CHICAGO — TransUnion’s Credit Risk Index declined for the seventh consecutive quarter, as consumers continued to pay off debt and maintained relatively lower delinquency levels. The CRI for the U.S. market decreased 4.9 percent from a year ago to 120.62.

"The lengthy, broad and steady decline in the Credit Risk Index, which reflects declines in consumer delinquency and debt levels, is beginning to show signs of a potential slow down," said Chet Wiermanski, global chief scientist at TransUnion. "Recent small increases in consumer delinquency across all major categories coupled with slight increases in the use of existing credit cards and demand for new credit may contribute to a deceleration in the decline of the CRI over the next several quarters."

For the past several quarters, there has been increased lending activity among banks and finance companies across several revolving and installment loan categories, according to TransUnion's trend data. "Increases in the percentage of consumers with new accounts with generally higher credit limits, coupled with lower utilization rates for revolving account types reflect a healthier balance of risk," Wiermanski said.

The 61 basis point quarterly decrease (120.62 from 121.22) at the national level was the smallest decline since the CRI peaked in the four quarter of 2009. The decline places the CRI at a level not witnessed in the United States since the third quarter of 2008. The Index has declined by 905 basis points or 6.98 percent since reaching its peak of 129.67 during the fourth quarter of 2009.

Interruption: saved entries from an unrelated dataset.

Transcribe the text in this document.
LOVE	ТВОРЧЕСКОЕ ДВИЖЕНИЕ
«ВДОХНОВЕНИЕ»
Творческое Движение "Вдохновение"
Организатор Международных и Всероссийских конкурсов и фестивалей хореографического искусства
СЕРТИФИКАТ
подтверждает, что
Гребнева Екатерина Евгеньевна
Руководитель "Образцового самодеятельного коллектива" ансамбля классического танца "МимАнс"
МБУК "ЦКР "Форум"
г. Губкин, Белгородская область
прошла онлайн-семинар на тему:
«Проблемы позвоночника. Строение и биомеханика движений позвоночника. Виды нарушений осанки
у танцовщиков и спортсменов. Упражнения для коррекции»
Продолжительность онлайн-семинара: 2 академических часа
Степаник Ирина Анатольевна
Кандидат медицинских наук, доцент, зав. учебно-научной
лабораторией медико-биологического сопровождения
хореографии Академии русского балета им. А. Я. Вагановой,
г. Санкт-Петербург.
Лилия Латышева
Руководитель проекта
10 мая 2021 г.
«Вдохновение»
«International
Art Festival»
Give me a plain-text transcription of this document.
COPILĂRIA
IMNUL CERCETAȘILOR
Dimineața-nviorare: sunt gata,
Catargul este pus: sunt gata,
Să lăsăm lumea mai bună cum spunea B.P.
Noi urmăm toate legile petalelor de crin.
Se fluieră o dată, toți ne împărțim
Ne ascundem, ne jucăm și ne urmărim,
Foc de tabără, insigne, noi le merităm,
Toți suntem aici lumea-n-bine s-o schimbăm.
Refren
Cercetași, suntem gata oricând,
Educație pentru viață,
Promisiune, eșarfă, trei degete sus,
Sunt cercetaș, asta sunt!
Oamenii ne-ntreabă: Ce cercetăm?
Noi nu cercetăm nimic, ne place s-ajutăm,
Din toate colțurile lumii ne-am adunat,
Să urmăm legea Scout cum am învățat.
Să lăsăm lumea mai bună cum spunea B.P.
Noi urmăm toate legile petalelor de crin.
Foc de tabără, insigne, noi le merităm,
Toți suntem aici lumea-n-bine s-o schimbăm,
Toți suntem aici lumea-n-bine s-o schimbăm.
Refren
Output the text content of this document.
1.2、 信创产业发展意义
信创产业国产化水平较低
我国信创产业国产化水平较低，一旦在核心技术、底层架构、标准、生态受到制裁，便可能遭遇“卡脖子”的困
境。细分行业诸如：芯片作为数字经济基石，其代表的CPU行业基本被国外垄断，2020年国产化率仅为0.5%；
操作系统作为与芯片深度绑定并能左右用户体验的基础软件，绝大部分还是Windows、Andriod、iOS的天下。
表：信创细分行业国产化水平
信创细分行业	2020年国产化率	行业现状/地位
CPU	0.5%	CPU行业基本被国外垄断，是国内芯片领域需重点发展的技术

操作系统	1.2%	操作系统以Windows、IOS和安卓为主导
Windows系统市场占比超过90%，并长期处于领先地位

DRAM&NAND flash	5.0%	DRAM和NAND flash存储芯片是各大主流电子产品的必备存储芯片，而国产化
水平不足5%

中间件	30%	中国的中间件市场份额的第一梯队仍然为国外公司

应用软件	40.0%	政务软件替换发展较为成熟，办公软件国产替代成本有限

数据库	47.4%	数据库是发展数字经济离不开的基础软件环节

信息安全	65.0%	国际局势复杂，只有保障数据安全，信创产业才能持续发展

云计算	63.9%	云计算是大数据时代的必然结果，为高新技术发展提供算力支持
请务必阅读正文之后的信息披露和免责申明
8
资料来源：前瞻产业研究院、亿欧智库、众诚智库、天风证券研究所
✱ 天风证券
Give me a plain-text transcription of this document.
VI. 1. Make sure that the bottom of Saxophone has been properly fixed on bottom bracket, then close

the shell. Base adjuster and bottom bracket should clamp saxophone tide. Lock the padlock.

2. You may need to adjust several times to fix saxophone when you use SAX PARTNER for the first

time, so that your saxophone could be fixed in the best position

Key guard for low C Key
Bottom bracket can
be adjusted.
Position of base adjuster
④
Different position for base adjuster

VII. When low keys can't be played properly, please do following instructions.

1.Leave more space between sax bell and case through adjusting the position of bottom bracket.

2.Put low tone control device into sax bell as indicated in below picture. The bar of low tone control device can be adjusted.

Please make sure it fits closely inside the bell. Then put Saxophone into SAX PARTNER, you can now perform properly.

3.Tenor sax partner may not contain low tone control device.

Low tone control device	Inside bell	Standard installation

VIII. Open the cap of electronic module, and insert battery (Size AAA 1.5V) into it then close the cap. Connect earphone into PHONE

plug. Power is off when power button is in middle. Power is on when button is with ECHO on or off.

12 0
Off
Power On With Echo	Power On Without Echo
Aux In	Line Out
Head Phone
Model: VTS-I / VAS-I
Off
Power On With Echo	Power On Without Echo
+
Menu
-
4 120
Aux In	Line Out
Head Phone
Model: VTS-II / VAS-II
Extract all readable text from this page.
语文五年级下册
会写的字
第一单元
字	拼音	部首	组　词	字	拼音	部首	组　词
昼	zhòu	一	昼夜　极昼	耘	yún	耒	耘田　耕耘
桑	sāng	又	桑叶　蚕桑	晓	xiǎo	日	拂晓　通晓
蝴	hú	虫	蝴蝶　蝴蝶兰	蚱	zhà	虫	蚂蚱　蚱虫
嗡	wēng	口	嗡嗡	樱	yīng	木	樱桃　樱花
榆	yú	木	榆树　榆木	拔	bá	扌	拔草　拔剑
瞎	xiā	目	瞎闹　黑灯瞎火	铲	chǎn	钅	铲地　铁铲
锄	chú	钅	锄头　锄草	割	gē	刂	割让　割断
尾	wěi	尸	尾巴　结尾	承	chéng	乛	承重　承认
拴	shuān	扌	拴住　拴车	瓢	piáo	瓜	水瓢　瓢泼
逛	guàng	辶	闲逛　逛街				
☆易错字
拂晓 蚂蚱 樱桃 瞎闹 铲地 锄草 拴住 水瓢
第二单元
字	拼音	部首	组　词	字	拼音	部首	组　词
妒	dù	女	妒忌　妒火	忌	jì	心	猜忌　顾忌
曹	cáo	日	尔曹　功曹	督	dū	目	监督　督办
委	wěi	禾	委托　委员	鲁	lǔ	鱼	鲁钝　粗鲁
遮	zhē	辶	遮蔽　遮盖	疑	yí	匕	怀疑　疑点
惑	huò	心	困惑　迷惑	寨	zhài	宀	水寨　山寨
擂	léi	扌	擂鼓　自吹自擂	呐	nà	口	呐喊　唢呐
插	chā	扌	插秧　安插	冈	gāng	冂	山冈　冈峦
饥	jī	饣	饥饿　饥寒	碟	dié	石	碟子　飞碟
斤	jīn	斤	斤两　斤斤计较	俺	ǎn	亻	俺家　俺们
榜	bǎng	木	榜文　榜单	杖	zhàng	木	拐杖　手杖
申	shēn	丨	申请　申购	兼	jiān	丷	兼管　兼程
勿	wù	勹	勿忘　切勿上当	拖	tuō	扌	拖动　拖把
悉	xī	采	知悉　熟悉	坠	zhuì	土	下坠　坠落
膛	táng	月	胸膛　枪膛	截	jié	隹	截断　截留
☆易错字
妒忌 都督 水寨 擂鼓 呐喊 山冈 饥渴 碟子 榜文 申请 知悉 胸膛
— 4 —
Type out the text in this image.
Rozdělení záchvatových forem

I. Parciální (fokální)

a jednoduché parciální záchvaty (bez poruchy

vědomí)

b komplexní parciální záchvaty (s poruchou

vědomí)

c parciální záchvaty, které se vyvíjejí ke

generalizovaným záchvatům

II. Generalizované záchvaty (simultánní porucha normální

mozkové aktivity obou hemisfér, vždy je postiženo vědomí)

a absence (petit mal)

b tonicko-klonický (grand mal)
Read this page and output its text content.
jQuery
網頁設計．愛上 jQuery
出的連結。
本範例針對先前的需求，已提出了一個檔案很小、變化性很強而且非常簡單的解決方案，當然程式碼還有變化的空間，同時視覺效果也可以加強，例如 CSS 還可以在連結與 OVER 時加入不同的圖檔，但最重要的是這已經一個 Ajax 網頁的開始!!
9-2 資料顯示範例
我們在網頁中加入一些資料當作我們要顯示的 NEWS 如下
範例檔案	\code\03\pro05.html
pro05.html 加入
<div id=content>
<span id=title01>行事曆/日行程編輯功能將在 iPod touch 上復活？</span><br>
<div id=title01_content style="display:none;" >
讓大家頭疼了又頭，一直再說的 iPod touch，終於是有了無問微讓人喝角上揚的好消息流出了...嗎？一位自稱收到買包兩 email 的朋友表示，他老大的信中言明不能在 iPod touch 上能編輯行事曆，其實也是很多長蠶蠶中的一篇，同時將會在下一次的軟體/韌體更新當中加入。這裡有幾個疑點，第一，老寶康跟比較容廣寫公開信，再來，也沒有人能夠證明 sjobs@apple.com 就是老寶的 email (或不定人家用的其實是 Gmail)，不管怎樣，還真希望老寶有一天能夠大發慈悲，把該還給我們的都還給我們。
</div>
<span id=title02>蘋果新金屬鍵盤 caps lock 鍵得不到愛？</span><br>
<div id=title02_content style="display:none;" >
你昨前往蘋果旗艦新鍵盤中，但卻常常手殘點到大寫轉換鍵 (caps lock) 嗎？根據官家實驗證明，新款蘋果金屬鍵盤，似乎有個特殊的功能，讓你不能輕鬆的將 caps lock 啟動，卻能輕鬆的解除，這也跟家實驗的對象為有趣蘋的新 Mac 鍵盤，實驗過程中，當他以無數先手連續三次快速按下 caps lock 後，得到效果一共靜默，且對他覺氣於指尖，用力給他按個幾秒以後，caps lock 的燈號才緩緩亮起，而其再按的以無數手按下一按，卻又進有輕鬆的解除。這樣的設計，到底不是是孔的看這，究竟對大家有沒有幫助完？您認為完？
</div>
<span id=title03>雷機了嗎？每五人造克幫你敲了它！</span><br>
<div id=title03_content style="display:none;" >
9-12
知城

As for consumer demand for credit, TransUnion's Total Inquiry Index showed an slight increase of 0.7 percent in the third quarter from the previous year. Although the change in the TII indicated that demand for total credit remains low, an annual increase of 10 percent for auto credit during the third quarter of 2011 is encouraging.

"Lenders are making new credit available to an increasing percentage of consumers, who, in turn, are conservative with their use of it," Wiermanski said. “Continued responsible use and repayment of credit by consumers during the rest of 2011 should modestly improve the CRI to levels witnessed just prior to the early stages of the credit and mortgage crisis."